Kültür varlıklarının restore edilip, Türkiye turizmine ve kültürüne kazandırılmasına, ayrıca işlevsel hale getirilip, sürdürülebilir koruma sağlanmasına en güzel örneklerden biri olan "Niğde Üniversitesi Kültür ve Sanat Evi" hafta sonları gerçekleştirilen kültürel ve sanatsal etkinliklerle üniversite  personeline, öğrencilere ve Niğde halkına hizmet vermeye devam ediyor.

 

Haber : Muhammet AKBABA - Harun ÖZTÜRK (Radyo Tv Programcılığı - I (II.Öğretim))

 

Kültür ve Sanat Evinde bu hafta sonu iki etkinlik birden gerçekleştirildi. Cumartesi günleri Prof. Dr. Ziya Avşar tarafından Mevlana'nın yaşam felsefesi, eserleri ve günümüz dünyasındaki yeri hakkında bilgi verilen Mesnevi Sohbetleri saat 13.00 da başladı. Mesnevi Sohbetlerinin ardından Niğde Üniversitesi Kaşgarlı Mahmud Uygur-Çin Uygulama ve Araştırma Merkezi ile Niğde Üniversitesi Kaşgarlı Mahmut Düşünce Topluluğu Öğrenci Kulübü işbirliğiyle hazırlanan ve bu hafta ikincisi düzenlenen “Türkistan Söyleşileri” gerçekleştirildi.

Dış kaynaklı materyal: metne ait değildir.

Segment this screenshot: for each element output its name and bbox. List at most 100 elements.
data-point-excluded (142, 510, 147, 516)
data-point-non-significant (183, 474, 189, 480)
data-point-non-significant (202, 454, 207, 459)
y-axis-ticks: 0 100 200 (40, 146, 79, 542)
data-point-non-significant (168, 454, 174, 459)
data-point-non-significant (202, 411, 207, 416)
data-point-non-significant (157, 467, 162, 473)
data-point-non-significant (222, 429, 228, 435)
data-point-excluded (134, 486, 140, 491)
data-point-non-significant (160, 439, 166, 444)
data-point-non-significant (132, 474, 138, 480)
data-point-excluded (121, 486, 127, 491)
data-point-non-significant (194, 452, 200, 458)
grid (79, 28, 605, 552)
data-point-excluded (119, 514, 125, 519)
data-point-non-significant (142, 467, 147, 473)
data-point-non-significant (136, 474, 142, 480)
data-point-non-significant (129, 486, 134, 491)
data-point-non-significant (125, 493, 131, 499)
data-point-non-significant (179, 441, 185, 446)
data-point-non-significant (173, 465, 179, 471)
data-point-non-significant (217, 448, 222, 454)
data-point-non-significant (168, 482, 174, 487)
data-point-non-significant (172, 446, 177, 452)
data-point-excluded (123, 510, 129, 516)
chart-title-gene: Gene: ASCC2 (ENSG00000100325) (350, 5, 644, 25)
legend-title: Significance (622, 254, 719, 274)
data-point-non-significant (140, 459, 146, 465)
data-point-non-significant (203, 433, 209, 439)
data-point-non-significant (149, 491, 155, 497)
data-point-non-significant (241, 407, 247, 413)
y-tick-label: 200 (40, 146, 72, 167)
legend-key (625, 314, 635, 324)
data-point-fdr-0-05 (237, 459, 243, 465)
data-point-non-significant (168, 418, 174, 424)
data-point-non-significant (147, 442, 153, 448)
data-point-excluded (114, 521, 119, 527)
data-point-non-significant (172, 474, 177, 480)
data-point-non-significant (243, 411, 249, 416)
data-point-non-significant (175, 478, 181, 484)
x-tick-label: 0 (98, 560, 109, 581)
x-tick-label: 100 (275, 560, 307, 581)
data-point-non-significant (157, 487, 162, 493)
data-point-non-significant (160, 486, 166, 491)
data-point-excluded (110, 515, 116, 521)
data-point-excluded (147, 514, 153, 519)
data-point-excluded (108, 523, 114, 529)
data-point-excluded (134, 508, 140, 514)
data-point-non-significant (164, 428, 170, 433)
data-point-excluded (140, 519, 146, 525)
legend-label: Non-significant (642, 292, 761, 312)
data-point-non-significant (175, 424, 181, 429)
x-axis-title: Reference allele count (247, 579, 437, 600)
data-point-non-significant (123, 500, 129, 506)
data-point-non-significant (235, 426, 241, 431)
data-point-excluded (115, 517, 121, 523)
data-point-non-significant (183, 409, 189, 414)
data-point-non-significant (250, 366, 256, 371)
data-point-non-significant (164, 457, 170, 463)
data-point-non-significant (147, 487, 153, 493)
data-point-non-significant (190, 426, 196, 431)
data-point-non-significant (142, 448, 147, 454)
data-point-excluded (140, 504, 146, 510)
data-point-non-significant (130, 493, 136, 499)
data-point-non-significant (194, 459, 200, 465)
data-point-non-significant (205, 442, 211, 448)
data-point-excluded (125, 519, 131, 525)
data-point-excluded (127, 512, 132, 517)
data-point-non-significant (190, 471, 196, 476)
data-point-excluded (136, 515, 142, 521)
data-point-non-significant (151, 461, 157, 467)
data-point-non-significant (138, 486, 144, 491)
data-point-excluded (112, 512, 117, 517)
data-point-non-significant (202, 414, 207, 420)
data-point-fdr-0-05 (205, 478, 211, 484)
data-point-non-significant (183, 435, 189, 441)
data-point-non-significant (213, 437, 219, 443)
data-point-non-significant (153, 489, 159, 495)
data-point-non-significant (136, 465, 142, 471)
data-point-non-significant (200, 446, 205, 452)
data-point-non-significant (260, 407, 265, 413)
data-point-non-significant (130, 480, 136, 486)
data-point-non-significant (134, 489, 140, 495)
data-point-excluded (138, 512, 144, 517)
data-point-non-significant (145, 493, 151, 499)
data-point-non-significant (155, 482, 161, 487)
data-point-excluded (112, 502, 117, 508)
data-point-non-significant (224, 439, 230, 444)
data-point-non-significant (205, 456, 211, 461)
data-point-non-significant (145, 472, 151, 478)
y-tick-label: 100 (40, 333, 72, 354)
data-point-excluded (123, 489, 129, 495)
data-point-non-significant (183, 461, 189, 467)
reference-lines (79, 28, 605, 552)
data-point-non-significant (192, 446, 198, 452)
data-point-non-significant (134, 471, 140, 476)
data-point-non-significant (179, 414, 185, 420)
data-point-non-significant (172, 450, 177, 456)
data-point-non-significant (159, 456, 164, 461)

''Türk Dünyasında Misyonerlik Bağlamında Türkoloji'' konusunun ele alındığı söyleşide Avrupa, Kafkaslar, Anadolu ve Asya’da geçmişten günümüze gelişen misyonerlik hareketleri tartışıldı.

Doç. Dr. Hikmet Koraş’ın, konuşmacı olduğu söyleşide misyonerliğin sadece din üzerine kullanılmadığı siyaset başta olmak üzere birçok konuyu kapsadığı belirtildi. Koraş, “Misyonerlik sadece din için yapılmıyor. Asıl amaç dünyada egemen unsur olabilmek. Kendi tarihi değerlerimiz bile yabancı Türkologlar tarafından araştırılıp yazılıyor. Bilimsel gerçekçilikten çok misyonerlik gereği olan bu araştırmalar aslında Türkistan coğrafyasında yaşayan bizlerin sadece bu gününü ve geleceğini değil, tarihi geçmişini de yok etmektir. Günümüzde en etkili şekli medya ile yapılıyor ve bu faaliyetlere karşı koymanın en iyi yolu kendi değerlerimize sahip çıkmak, araştırmak ve bilgili olmaktan geçiyor” dedi.

Dünya üzerinde misyonerlerin ulaşmadığı topluluk ve kültürün neredeyse kalmadığını ifade eden Koraş, Türkiye'de ki misyonerlik faaliyetlerinin genellikle açılan yabancı okullarla sürdürüldüğünü anlattı ve misyonerliğin Hıristiyanlaştırmak ve asimile etmek dışında bir diğer amacının da kendilerine sadık topluluk ve millet yaratma projesi ve o coğrafyanın doğal zenginliklerini sömürmek olduğunu söyledi.

Söyleşi, katılımcıların sorularının cevaplandırılmasıyla sona erdi.